Even Zoom meetings can be a thin place

I was in a Zoom meeting with our team of affordable housing activists and we were in a tense situation, the ever-present dialogue between how radical and gradual our proposals should be, not uncommon for passionate activists, but we had gotten through it. I actually got to practice some pastoral skill in helping bring some peace and humor to our dialogue. At the end of our meeting, our loving organizer asked us: How do you endure difficulty? How do you survive in the face of despair?

It’s a great question for 2020, which has been a horrible year, and that’s putting it lightly. And it was a great moment for me to share about my faith. I told them that we were all especially attuned to suffering and even discouragement. That we feel these things because we love, because we have compassion, because we want justice. If you feel good during this time, you might be missing the suffering. In our faith tradition, we fast in order to practice suffering, and that prepares us for our moments of captivity and our moments of crucifixion, even. Learning how to suffer is learning how to endure.

But I also told them that God was with us and that faith in God gave me hope. But I have to admit that sharing about my faith in a group of secular activists (they aren’t hostile to faith, but that isn’t their main thing) can be daunting, but it was actually a blessing to them. It reminded me that people need hope, and even metaphysical hope in difficult times. And when we can ground our hope in reality—like when our faith helps us fight for affordable housing—heaven and earth kiss in a way that I think spawns more faith.

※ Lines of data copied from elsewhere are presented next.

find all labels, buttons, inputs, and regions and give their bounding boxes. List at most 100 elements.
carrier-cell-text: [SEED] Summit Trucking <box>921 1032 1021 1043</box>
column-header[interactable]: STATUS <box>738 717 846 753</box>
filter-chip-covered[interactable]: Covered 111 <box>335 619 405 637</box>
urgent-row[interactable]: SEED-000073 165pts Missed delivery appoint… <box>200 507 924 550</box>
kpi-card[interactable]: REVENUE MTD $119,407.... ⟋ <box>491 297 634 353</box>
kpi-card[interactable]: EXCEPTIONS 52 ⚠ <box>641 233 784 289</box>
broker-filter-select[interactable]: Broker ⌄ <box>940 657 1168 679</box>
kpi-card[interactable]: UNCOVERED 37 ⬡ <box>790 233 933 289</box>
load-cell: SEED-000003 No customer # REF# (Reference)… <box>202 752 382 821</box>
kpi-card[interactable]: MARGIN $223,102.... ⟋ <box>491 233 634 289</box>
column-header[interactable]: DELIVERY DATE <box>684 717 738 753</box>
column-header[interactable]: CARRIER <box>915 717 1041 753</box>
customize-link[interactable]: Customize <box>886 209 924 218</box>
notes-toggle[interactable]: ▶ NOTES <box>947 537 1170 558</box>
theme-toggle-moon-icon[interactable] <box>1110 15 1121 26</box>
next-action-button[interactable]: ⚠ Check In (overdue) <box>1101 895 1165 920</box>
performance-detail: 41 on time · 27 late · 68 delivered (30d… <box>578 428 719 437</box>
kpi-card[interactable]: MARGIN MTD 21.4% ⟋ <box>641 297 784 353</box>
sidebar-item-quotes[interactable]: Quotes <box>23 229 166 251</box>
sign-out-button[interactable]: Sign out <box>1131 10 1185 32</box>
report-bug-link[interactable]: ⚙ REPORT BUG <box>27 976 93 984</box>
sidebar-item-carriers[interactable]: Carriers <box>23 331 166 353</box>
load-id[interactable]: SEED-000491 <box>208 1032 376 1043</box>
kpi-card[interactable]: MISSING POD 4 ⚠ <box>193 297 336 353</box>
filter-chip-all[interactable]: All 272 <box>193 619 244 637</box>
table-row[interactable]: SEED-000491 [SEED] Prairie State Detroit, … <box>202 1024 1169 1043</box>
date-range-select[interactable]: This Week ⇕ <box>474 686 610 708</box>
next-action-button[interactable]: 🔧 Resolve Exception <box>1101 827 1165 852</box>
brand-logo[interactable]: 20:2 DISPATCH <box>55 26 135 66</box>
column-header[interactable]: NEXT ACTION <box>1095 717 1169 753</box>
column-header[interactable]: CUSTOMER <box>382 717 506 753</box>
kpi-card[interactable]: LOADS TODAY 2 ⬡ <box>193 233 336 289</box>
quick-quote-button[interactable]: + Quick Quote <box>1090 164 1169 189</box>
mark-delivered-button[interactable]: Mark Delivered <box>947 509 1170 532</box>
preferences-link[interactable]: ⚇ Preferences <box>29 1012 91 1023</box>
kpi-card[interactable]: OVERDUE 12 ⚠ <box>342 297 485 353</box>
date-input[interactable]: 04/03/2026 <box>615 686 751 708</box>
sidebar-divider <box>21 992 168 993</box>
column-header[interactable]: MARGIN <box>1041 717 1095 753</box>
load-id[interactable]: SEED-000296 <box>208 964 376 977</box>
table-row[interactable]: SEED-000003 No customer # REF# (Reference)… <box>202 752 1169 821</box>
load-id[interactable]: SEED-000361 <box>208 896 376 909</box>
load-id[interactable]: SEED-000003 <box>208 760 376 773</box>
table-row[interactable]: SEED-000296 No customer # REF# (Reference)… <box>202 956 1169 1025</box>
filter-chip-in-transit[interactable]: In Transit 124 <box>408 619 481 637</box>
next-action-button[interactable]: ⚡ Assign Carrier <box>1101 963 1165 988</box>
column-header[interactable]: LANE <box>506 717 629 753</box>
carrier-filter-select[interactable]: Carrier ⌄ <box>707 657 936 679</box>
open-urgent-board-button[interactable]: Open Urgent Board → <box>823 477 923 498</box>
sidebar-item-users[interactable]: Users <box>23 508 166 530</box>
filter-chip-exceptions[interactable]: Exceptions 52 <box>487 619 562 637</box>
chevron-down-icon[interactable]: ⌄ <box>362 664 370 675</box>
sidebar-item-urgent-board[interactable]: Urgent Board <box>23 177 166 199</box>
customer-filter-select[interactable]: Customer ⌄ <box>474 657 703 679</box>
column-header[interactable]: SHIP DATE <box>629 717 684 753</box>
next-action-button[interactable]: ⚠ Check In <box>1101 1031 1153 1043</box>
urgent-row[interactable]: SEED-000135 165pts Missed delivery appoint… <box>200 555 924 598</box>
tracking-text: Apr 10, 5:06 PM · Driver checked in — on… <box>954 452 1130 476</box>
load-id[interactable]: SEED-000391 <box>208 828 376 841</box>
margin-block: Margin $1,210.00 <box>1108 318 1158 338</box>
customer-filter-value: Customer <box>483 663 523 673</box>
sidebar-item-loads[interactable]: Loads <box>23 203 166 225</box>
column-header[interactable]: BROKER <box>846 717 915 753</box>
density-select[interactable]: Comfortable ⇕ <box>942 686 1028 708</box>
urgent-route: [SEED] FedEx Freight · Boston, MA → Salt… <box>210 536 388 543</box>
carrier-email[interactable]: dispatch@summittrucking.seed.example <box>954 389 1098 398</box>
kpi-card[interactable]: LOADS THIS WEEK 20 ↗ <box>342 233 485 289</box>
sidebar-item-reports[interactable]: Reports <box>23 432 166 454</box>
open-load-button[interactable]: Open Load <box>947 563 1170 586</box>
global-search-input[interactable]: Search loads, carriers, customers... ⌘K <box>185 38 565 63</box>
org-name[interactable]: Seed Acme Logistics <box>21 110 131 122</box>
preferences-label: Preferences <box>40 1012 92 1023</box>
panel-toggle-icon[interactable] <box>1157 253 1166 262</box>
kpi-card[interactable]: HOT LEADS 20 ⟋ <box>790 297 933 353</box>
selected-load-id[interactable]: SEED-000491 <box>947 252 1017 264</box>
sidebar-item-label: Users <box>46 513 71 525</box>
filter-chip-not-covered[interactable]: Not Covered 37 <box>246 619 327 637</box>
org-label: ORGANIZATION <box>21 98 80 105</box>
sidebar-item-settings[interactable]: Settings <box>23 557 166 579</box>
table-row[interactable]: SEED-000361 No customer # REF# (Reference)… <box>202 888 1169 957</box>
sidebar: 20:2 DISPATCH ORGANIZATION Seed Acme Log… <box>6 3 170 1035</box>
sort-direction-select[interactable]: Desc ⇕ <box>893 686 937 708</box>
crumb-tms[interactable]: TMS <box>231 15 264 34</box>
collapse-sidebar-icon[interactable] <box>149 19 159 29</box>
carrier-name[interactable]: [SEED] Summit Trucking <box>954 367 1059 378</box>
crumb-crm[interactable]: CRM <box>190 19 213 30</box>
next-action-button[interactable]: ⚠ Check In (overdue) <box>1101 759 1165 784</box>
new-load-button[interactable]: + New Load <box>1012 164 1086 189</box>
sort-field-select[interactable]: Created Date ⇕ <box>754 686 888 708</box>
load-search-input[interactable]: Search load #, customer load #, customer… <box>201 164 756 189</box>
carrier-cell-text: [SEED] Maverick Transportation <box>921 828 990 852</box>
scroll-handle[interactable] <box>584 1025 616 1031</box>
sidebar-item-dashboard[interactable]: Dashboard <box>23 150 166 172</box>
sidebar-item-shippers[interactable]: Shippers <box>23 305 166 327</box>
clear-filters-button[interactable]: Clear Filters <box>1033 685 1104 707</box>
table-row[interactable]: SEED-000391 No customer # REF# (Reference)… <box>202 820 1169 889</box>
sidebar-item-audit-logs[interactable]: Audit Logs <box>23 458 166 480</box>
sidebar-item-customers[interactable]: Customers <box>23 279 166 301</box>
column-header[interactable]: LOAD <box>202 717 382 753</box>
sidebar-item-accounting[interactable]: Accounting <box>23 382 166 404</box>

And I will be honest, my utterance to the team also grew my faith. Not just because it comforted me that this generally secular group wasn’t hostile toward my response, but also because speaking it out loud made a difference. Saying the words matter. Praying out loud, singing out loud, speaking something into existence makes it more manifest.

The beauty of the “thin place” created in that Zoom meeting, that is a place where heaven and earth meet, is that it wonderfully expresses our faith. We connect the immanent with the transcendent. The material with the immaterial. The physical with the metaphysical. This marriage that makes our faith both tangible and transformational.

For Christians, this marriage is found in no better place than in Jesus, who was God, but also human. And who endured suffering as a model for all of us, even to the point of dying on the cross. God sent Godself to the world and died. And when God resurrected, what followed, was a beautiful egalitarian community full of God’s spirit. That’s the church. Full of something more than they are, and ready to do something greater than they are, but also tangible, material, and real. And though the struggle is painful, just like the fight for affordable housing can be, in order to achieve material results, we may need to look for metaphysical hope to endure the journey.